С лета он ничего не писал. Как-то не писалось. Муза покинула, выражаясь языком поэтов Серебряного века. Пытался участвовать в трех или четырех теле и кино проектах, но опять как-то так, без огонька. Иногда встречался с Геннадием Борисовичем на лекциях в Политехе, но о Соловках не разговаривали, как будто их и не было в этой жизни.
Сегодня он совершал новогоднюю прогулку по букинистическим и антикварным магазинам. Решил что-нибудь присмотреть себе к празднику, под елочку от Деда Мороза. Однако ничего не приобрел, больше смотрел, листал, оценивал. Ничего вот такого, что бы взять в руки и сердце екнуло, ему не попадалось. В букинистических в основном что-то времен восхода великих большевиков и чуть-чуть начала двадцатого века, с редкими вкраплениями более раннего. Впрочем, ничего. В антикварных салонах основное место занимало то, что он называл одной фразой «мечта нового русского», то есть или полный кич, или умелая подделка под старину. Пилигрим уже начал подумывать, а не съездить ли ему в Измайлово, которое он честно признаться не любил за его суетливость и всеядность, когда какая-то бесовская сила шепнула ему в ухо, что надо бы заглянуть на вернисаж на Крымском валу. Там иногда под праздники могло выскочить что-нибудь удивительное. Бывало, что и у богемной братии наступали черные дни в светлые праздники и дабы не омрачать их тусклым настроением, рожденным безденежьем, кто-нибудь, из пока что непризнанных гениев, лез в антикварные свои закрома и извлекал из них, иногда весьма достойные вещицы. Вещицы эти на прилавок никогда не попадали, а лежали в сумках и терпеливо ждали своего покупателя. Одним из таких, ожидаемых всегда, был Пилигрим. Его знали и ценили как знатока, которому можно предложить вот такое заветное, с чем самому расставиться крайне жаль. Но если он брал, то цену давал настоящую, зачастую гораздо выше той, что ожидал получить хозяин вещицы. Так вот, маленький бесенок, шепнул Пилигриму, что надо бы заглянуть на Крымский Вал.

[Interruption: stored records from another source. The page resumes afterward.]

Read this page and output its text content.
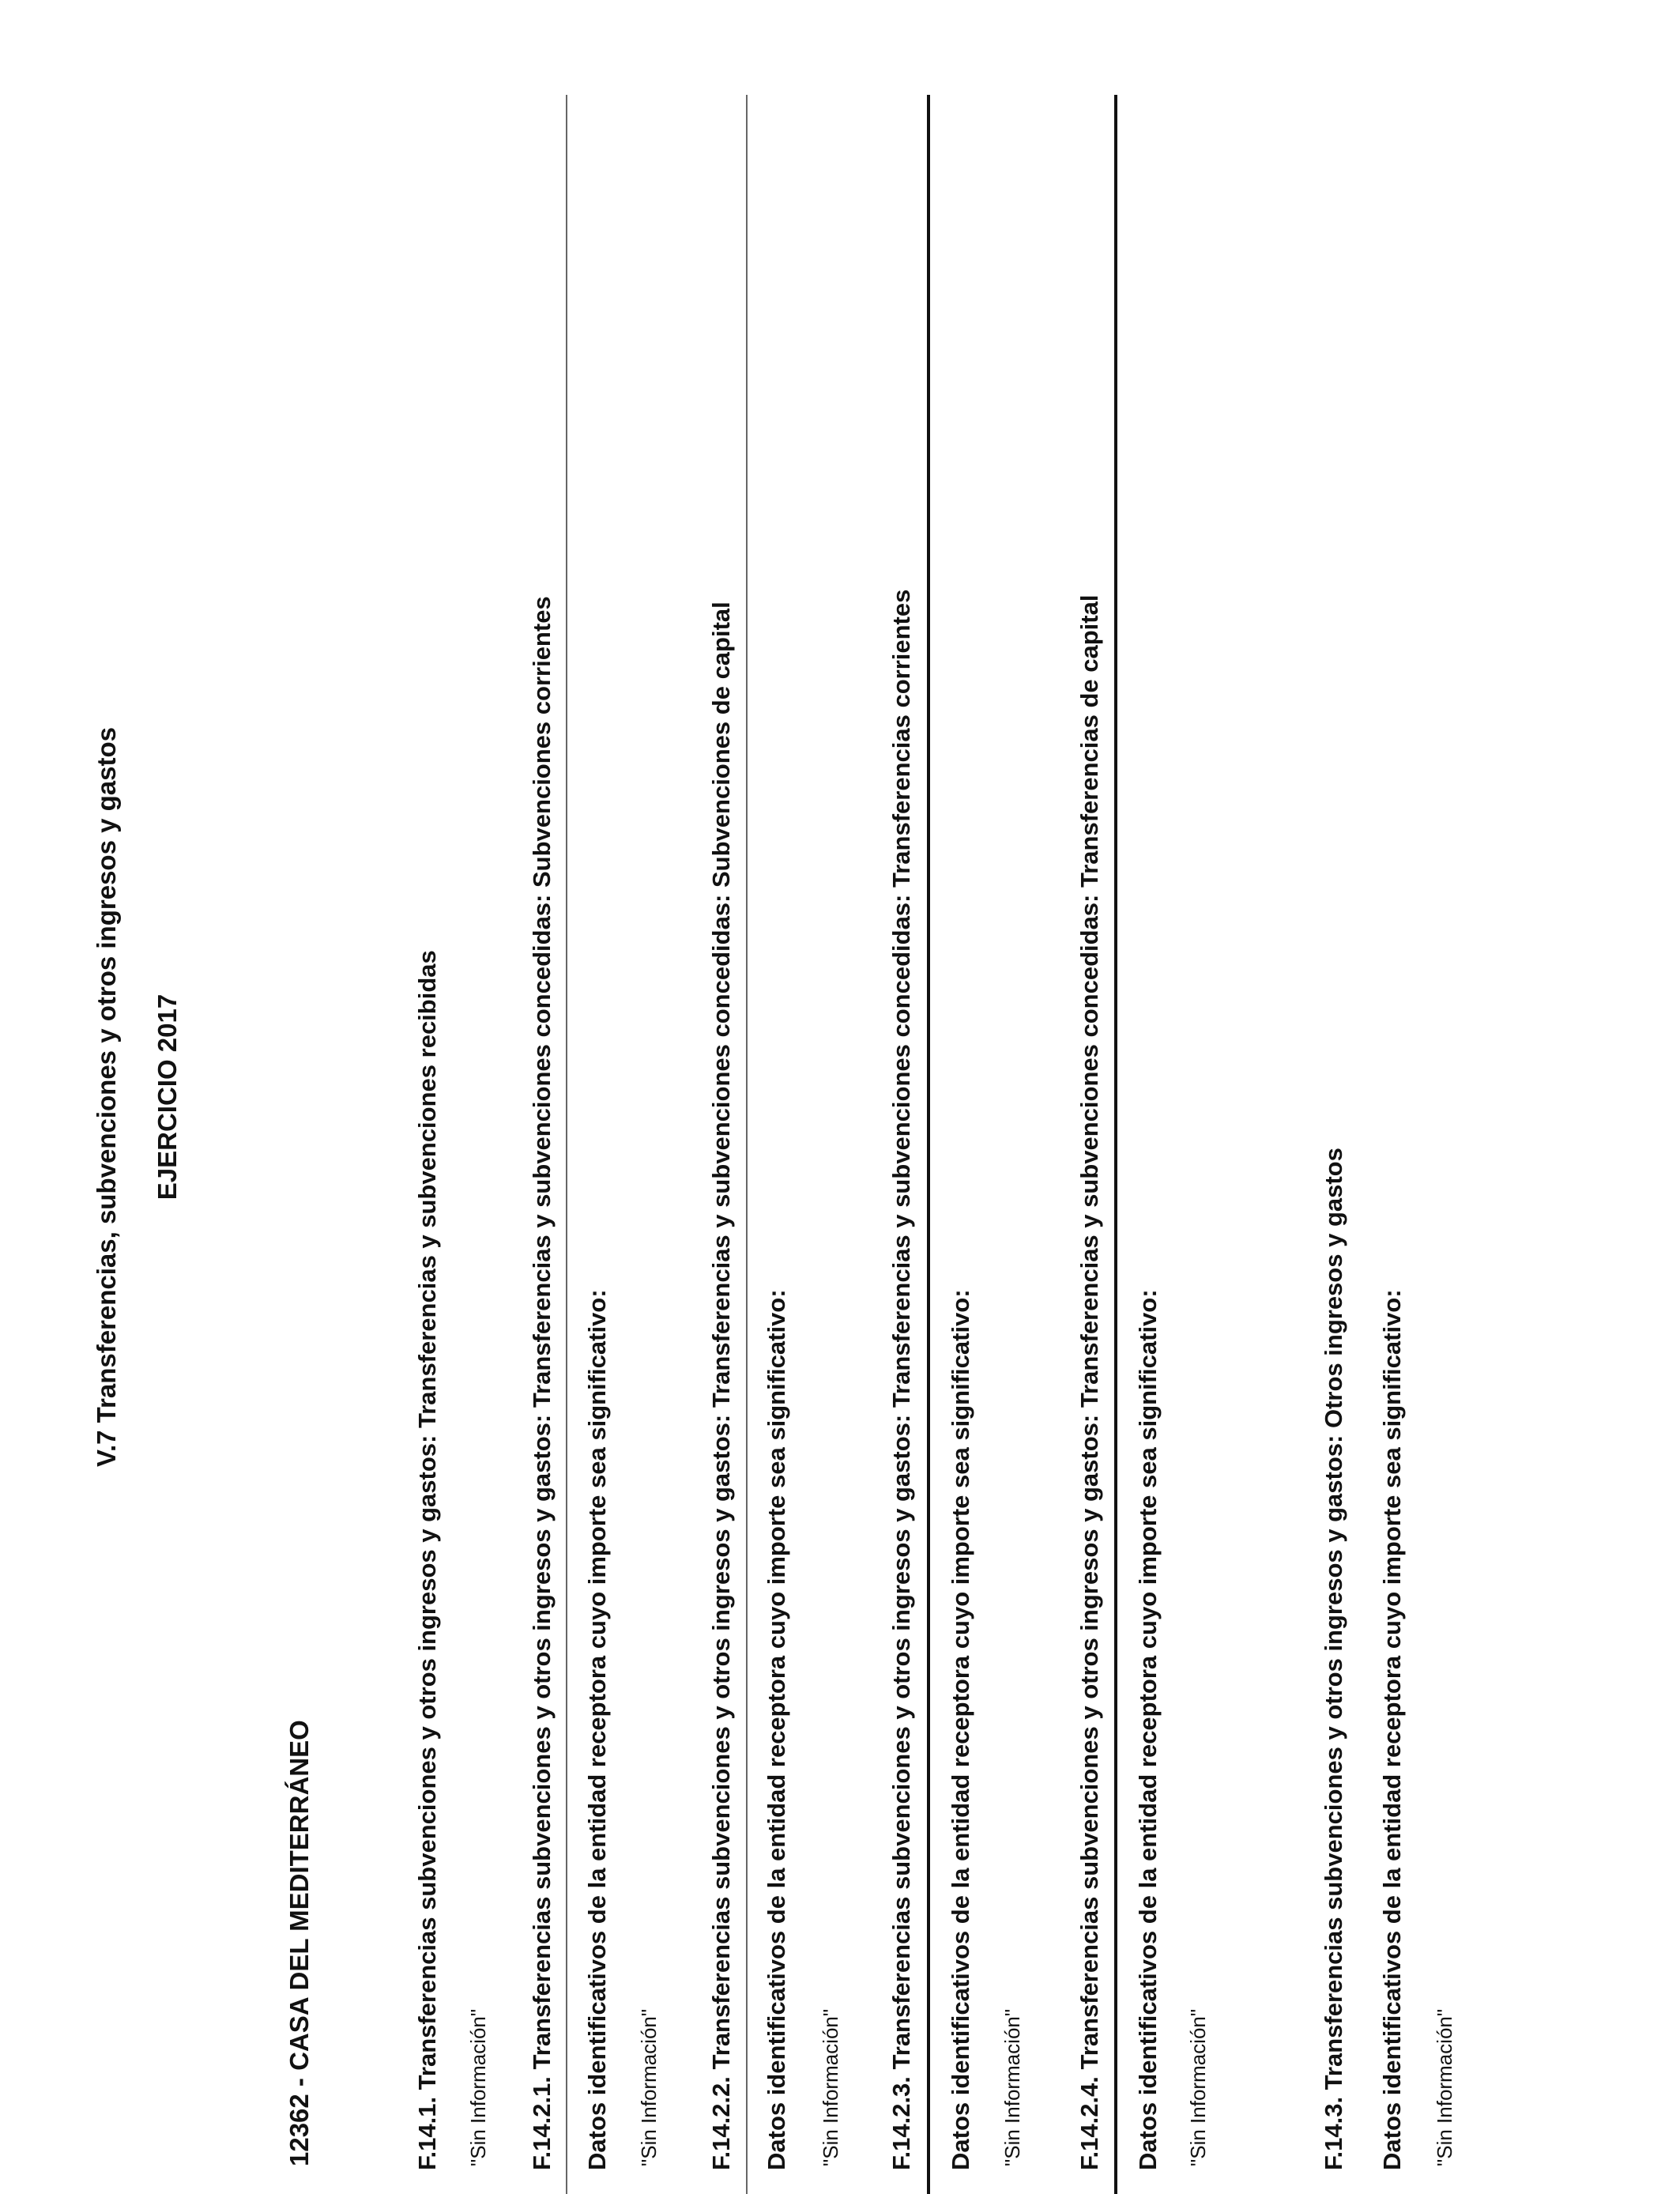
V.7 Transferencias, subvenciones y otros ingresos y gastos EJERCICIO 2017
12362 - CASA DEL MEDITERRÁNEO	F.14.1. Transferencias subvenciones y otros ingresos y gastos: Transferencias y subvenciones recibidas "Sin Información" F.14.2.1. Transferencias subvenciones y otros ingresos y gastos: Transferencias y subvenciones concedidas: Subvenciones corrientes Datos identificativos de la entidad receptora cuyo importe sea significativo: "Sin Información" F.14.2.2. Transferencias subvenciones y otros ingresos y gastos: Transferencias y subvenciones concedidas: Subvenciones de capital Datos identificativos de la entidad receptora cuyo importe sea significativo: "Sin Información" F.14.2.3. Transferencias subvenciones y otros ingresos y gastos: Transferencias y subvenciones concedidas: Transferencias corrientes Datos identificativos de la entidad receptora cuyo importe sea significativo: "Sin Información" F.14.2.4. Transferencias subvenciones y otros ingresos y gastos: Transferencias y subvenciones concedidas: Transferencias de capital Datos identificativos de la entidad receptora cuyo importe sea significativo: "Sin Información"	F.14.3. Transferencias subvenciones y otros ingresos y gastos: Otros ingresos y gastos Datos identificativos de la entidad receptora cuyo importe sea significativo: "Sin Información"
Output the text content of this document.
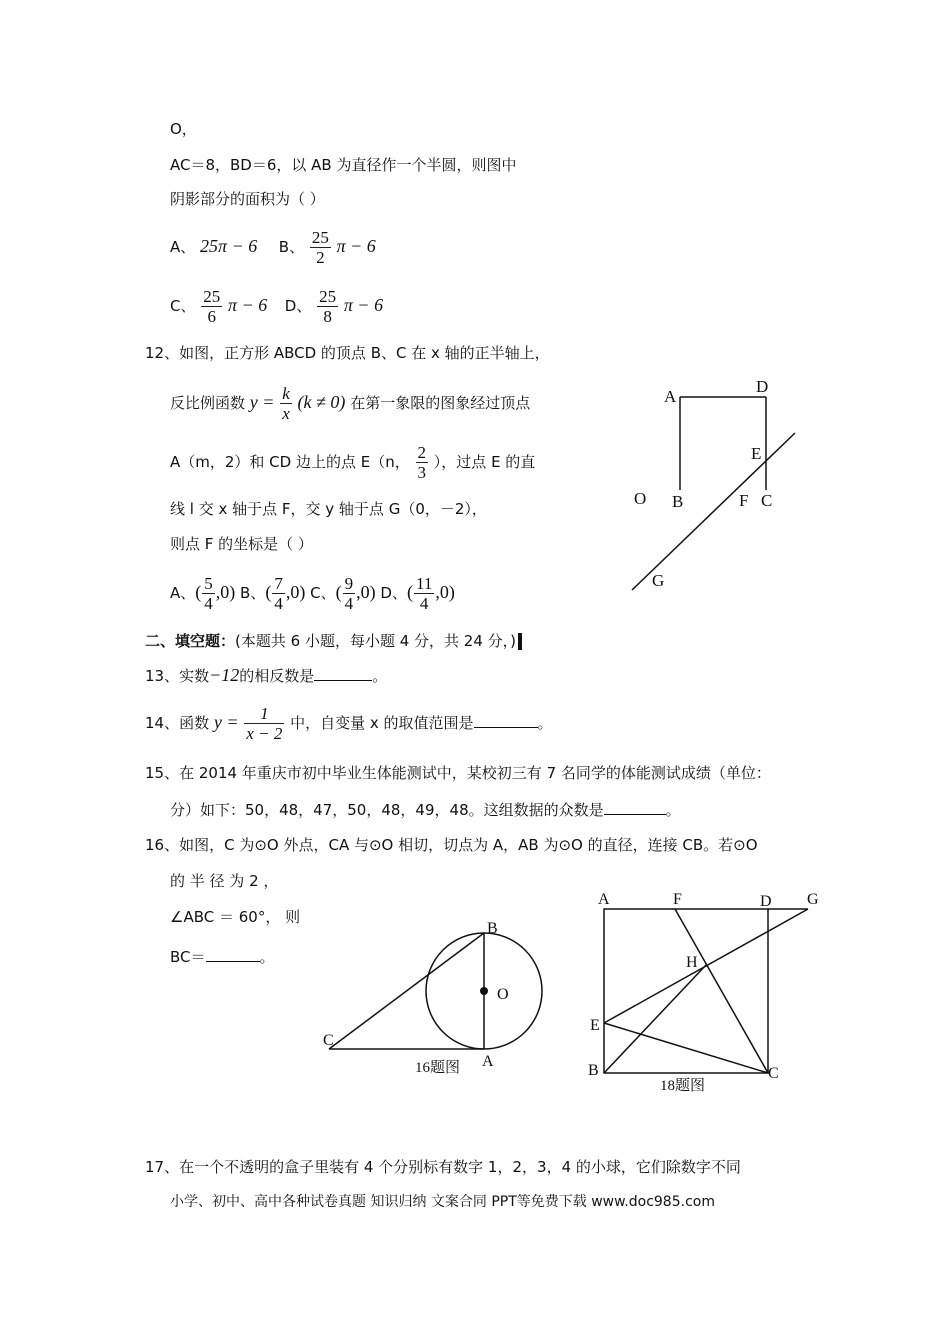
O，
AC＝8，BD＝6，以 AB 为直径作一个半圆，则图中
阴影部分的面积为（ ）
A、 25π − 6 B、 $\frac{25}{2}$ π − 6
C、 $\frac{25}{6}$ π − 6 D、 $\frac{25}{8}$ π − 6
12、如图，正方形 ABCD 的顶点 B、C 在 x 轴的正半轴上，
反比例函数 $y = \frac{k}{x} (k \ne 0)$ 在第一象限的图象经过顶点
A（m，2）和 CD 边上的点 E（n， $\frac{2}{3}$ ），过点 E 的直
线 l 交 x 轴于点 F，交 y 轴于点 G（0，－2），
则点 F 的坐标是（ ）
A、( $\frac{5}{4} ,0$) B、( $\frac{7}{4} ,0$) C、( $\frac{9}{4} ,0$) D、( $\frac{11}{4} ,0$)
A
D
E
O B	F C
G
二、填空题：(本题共 6 小题，每小题 4 分，共 24 分，)
13、实数−12的相反数是	。
14、函数 $y = \frac{1}{x - 2}$ 中，自变量 x 的取值范围是	。
15、在 2014 年重庆市初中毕业生体能测试中，某校初三有 7 名同学的体能测试成绩（单位：
分）如下：50，48，47，50，48，49，48。这组数据的众数是	。
16、如图，C 为⊙O 外点，CA 与⊙O 相切，切点为 A，AB 为⊙O 的直径，连接 CB。若⊙O
的 半 径 为 2 ，
∠ABC ＝ 60°， 则
BC＝	。
B
O
C
A
16题图
A	F	D G
H
E
B	C
18题图
17、在一个不透明的盒子里装有 4 个分别标有数字 1，2，3，4 的小球，它们除数字不同
小学、初中、高中各种试卷真题 知识归纳 文案合同 PPT等免费下载 www.doc985.com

Теперь он шел по рядам между картин, скульптур, кулонов, брошек, офортов, поделок из корней, пейзажей и просто какой-то мазни. Снег на время перестал падать, и все это богатство было открыто взору дотошной публики. Непризнанные мастера резца и кисти сидели на раскладных стульчиках, пили чай, кофе или чего покрепче. Кто-то раскланивался с Пилигримом, который в своем длинном черном кожаном пальто был похож на монаха или на пилигрима выбирающего себе цацку на восточном базаре. Кто-то махал ему рукой, а он приветствовал в ответ. Он почти уже закончил свой шопинг на вернисаже, когда в самом конце выставки увидел теплую компанию знакомых ему молодых художников. Они приехали сегодня явно не только для того, что бы впарить лохам свои нетленные произведения, но и для тусовки. Судя по шуму с их стороны, компания уже подогрелась не кофеем и не чаем и жаждала продолжения банкета. Среди них наметанным взглядом Пилигрим различил нескольких питерских и девушку явно с севера нашей родины, то ли карелку, то ли финку. Сердце екнуло, давая знак. Но в компании уже кто-то узнал его и призывно махал рукой. Пилигрим подошел.
– С наступающим молодежь! – приветствовал он.
– Взаимно! – ответили ему дружно.
– Присоединяйтесь барон, – плеснув в пластмассовый стаканчик чего-то из бутылки подошел слегка знакомый ему живописец.
– Чисто символически, – Пилигрим поднял стаканчик, – Всего вам того, о чем можно только мечтать!
– Спасибо! – раздалось со всех сторон.
– Уважаемый Пилигрим, тут такое дело. Я знаю, вы принципиально в долг не даете, но я и не прошу. Глянете на вещичку?
– Гляну.
– Вот, – художник достал из сумки объемистую шкатулку.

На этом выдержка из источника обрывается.